Priya felt her smile growing more genuine. They were standing shoulder to shoulder, facing the inevitable truth together.
It hadn’t always been like that. She could never forget those agonizing, suffocating months right after their girl had been taken from them. Once the first confusion, shock and panic had faded away, she’d wanted to blame someone, and the real culprits had gotten far out of reach. Sometimes the guilt for shutting him out would still resurface and torture her at night as she tried to fall asleep by her amazing, gentle husband’s side.
‘You’re a mother’, he’d told her at her apology. ‘You could curse the whole world for what happened and still be right.’
‘But not you’, her voice had been muffled as she’d hidden her face in his chest, pain upon pain upon pain threatening to tear her apart from inside. His hands around her shaking frame had taken some of it away and there’d still been enough to fill the True Sea.
‘Not you, not you.’
‘I can’t believe I’m afraid now’, she said, turning back to the distant shore. ‘I’ve been praying for this, for… for anything for years, and I’m terrified.’
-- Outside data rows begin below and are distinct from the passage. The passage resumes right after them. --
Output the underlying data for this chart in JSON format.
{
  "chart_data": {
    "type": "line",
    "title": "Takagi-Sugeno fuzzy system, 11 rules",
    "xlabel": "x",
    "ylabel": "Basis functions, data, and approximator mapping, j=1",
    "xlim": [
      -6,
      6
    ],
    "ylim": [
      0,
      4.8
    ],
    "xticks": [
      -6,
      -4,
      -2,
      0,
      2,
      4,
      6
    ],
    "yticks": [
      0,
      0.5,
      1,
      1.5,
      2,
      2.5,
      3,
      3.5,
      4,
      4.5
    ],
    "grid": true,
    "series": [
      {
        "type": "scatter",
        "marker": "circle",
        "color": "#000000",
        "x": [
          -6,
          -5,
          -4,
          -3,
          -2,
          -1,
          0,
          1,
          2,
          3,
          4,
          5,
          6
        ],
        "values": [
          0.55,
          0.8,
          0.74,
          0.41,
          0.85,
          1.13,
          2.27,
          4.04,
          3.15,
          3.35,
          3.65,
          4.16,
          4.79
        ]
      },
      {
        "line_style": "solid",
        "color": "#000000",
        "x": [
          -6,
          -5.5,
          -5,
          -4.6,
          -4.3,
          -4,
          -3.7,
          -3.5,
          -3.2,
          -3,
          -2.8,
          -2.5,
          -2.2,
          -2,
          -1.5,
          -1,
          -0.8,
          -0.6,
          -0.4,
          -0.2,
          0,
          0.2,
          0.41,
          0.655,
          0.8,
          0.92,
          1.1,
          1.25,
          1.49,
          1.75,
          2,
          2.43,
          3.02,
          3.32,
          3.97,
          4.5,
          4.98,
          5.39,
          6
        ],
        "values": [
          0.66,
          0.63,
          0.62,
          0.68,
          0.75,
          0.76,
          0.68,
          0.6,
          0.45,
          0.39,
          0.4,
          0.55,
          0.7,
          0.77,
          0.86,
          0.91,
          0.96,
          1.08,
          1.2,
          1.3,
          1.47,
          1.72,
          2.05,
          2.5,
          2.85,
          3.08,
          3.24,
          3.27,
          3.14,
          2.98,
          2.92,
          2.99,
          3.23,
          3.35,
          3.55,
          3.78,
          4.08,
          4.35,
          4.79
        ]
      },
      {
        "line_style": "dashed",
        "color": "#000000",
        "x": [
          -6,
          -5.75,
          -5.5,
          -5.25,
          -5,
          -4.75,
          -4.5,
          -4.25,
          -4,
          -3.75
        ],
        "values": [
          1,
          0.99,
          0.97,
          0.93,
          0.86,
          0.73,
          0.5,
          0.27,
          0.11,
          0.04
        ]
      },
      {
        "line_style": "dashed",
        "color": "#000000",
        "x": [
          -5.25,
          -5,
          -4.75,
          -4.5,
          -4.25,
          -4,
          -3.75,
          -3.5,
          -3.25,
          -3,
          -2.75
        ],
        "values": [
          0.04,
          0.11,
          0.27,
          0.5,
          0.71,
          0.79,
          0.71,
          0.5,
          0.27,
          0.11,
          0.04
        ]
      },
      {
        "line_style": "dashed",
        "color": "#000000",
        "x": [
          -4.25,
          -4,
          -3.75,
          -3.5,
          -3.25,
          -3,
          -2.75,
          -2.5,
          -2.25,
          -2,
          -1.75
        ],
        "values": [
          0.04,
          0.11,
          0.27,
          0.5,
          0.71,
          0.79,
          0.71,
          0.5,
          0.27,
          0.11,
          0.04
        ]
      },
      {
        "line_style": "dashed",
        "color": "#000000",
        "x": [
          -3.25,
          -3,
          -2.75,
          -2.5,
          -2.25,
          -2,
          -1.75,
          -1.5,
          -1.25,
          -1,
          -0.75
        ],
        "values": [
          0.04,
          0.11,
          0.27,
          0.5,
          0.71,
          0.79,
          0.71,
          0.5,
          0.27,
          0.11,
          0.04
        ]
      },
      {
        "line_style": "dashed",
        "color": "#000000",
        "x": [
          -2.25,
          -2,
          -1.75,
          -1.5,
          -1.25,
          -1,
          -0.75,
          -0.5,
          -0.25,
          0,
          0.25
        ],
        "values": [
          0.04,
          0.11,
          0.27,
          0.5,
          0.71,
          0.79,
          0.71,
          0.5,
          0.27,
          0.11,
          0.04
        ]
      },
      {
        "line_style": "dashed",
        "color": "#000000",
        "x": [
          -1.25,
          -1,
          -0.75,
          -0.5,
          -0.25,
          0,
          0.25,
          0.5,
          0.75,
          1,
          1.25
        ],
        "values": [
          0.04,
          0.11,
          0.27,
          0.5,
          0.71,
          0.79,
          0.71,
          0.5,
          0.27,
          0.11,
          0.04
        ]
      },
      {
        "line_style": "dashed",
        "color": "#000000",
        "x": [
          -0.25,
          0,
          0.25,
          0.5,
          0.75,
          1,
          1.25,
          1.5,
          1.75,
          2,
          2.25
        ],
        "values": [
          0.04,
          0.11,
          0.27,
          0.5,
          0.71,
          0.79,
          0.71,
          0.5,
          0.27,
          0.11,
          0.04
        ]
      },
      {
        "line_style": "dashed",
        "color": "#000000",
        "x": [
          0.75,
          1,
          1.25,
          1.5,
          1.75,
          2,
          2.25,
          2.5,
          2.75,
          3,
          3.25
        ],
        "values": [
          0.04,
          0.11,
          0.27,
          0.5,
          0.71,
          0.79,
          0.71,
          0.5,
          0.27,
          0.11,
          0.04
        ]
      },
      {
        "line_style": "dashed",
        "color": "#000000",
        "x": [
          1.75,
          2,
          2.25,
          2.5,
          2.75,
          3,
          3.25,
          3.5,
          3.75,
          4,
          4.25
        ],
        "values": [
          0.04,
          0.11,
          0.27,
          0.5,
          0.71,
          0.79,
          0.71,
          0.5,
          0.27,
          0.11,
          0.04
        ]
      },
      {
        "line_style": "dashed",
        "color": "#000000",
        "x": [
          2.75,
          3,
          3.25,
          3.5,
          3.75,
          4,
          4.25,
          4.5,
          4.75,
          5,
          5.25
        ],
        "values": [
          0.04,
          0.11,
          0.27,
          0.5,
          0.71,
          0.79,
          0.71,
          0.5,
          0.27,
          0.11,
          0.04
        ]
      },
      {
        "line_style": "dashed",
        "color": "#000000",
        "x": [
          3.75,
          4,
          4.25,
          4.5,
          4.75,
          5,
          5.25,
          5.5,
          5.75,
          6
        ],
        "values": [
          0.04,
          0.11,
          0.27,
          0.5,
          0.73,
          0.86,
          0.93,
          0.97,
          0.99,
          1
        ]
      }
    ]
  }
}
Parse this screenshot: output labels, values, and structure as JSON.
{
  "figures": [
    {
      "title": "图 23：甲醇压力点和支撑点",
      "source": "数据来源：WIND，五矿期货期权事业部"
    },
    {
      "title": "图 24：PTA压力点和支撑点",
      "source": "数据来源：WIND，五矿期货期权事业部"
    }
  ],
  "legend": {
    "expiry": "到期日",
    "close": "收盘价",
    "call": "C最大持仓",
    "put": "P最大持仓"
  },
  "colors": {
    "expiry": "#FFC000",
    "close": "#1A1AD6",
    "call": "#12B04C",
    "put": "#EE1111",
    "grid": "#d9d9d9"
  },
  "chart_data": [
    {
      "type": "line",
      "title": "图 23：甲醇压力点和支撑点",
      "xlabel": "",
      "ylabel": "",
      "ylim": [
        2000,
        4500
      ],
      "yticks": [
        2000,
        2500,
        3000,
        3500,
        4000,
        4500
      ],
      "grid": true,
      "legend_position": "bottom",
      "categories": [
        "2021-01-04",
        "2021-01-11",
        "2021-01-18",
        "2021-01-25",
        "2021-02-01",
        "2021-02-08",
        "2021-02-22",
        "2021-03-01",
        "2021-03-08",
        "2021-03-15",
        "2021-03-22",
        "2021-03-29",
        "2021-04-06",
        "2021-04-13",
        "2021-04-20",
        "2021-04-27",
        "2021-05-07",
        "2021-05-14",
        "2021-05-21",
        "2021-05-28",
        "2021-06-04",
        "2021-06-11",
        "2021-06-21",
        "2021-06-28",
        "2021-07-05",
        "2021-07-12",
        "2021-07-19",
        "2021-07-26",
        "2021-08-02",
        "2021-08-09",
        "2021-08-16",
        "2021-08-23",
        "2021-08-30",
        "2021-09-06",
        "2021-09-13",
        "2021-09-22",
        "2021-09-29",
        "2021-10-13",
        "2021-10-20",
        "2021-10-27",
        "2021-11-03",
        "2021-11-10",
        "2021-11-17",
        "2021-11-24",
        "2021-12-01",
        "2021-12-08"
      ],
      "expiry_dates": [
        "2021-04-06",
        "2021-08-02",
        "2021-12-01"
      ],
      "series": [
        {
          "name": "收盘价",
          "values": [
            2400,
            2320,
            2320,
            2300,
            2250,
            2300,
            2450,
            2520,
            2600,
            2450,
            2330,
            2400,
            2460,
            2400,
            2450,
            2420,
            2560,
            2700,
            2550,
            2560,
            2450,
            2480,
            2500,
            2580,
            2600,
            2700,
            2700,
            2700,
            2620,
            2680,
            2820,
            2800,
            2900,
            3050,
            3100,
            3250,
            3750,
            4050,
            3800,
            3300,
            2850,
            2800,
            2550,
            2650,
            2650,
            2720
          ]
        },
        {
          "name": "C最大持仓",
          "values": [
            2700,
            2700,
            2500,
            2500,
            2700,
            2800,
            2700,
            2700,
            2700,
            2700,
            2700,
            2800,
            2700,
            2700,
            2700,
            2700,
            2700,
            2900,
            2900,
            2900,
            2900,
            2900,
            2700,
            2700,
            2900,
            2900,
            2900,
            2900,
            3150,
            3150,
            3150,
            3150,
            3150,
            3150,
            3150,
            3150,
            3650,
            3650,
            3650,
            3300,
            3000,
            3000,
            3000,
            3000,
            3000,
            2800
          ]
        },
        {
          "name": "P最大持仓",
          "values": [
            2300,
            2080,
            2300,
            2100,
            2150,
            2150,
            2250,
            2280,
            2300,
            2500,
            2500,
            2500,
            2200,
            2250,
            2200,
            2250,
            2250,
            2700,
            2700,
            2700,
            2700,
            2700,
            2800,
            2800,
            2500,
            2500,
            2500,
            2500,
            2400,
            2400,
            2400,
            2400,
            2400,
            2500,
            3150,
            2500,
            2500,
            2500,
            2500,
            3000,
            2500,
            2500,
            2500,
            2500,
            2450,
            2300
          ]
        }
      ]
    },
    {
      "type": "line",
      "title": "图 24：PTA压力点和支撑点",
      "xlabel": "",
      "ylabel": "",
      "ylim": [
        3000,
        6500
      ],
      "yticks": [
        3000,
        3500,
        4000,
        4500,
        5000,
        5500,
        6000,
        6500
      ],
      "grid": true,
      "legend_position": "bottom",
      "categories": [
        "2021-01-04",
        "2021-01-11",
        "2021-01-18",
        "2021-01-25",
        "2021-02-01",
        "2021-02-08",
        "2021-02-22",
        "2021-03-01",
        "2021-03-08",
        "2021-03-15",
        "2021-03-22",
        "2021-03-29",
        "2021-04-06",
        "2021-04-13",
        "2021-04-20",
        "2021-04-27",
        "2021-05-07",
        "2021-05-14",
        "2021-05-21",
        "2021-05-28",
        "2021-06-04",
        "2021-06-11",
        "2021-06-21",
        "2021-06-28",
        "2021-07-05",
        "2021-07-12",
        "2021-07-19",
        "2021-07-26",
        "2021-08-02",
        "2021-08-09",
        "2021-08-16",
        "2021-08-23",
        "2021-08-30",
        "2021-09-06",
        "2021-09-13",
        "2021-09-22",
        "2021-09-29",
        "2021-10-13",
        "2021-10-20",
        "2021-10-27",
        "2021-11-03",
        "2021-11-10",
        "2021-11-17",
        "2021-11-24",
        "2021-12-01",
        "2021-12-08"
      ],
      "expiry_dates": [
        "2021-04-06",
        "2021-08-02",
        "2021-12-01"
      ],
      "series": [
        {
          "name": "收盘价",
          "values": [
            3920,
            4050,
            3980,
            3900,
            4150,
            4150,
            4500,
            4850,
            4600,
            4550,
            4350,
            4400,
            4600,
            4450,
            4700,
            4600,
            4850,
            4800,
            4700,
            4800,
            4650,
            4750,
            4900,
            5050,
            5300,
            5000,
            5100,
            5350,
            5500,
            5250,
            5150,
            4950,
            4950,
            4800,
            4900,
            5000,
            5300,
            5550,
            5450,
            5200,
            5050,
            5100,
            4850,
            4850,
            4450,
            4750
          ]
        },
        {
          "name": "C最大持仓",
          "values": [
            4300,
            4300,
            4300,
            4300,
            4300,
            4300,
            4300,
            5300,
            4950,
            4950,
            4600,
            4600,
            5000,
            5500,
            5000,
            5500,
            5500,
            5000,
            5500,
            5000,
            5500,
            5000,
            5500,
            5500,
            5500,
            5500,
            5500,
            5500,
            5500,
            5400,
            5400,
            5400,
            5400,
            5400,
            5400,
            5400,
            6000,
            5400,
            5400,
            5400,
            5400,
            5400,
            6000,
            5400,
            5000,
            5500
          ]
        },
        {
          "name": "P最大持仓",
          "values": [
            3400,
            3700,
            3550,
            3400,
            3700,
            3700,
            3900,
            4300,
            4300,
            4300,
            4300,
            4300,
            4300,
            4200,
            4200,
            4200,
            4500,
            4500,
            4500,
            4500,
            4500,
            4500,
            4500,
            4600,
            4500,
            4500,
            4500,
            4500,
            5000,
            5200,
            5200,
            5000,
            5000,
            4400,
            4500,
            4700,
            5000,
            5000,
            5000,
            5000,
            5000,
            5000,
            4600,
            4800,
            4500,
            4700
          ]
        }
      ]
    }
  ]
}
He squeezed her shoulder, holding her closer. His other hand found her palm and brought it to his lips.
‘Me too, sajnii. Hope is terrifying,’ Devnand said with his usual calm wisdom, the one she knew their daughter would’ve – would inherit. ‘But you are brave. We can face it.’
She let her head lean gingerly on his shoulder. They weren’t accustomed to outwardly showing their feelings in public, but there were not many people on the deck this early, and the few sailors running on their chores didn’t pay them much attention. And even if they did – a Suli couple would stand out like a sore thumb regardless of their behavior. Suli didn’t usually travel by sea that much. Not by choice.
And she’d made a habit of pushing the boundaries of acceptable recently anyway.
‘And how would you know how brave I am?’ she asked, her eyes fixed on that saintsforsaken harbor, closer and closer, too fast, too slowly. ‘Not like I need my courage when you’re around.’
He kissed her temple, his lips betraying a smile.
‘See? Flirting with me while we both tremble with fear. Brave.’
Priya let out a nervous chuckle and hastily wiped her eyes, unwilling to let the tears spill out and make her look like she already had a reason to mourn.
He was right though. She was brave. They both were capable of much more than they’d once thought. They could face it.
***
But when she saw a tiny figure, almost like the one that visited her in her dreams, running towards her, when she heard the voice that had called her for help every night, shaking with joy instead of fear now – Priya had to grab her husband’s arm, losing her balance for the first time in ages. And he had to hold on to her, his strength leaving him for once.
Because, as it turned out, all the anger, and terror, and the gruesome things they had to witness, and hear about, and do over the last two years hadn’t prepared them for seeing their daughter alive, laughing, overwhelmed with happiness, flying into their arms.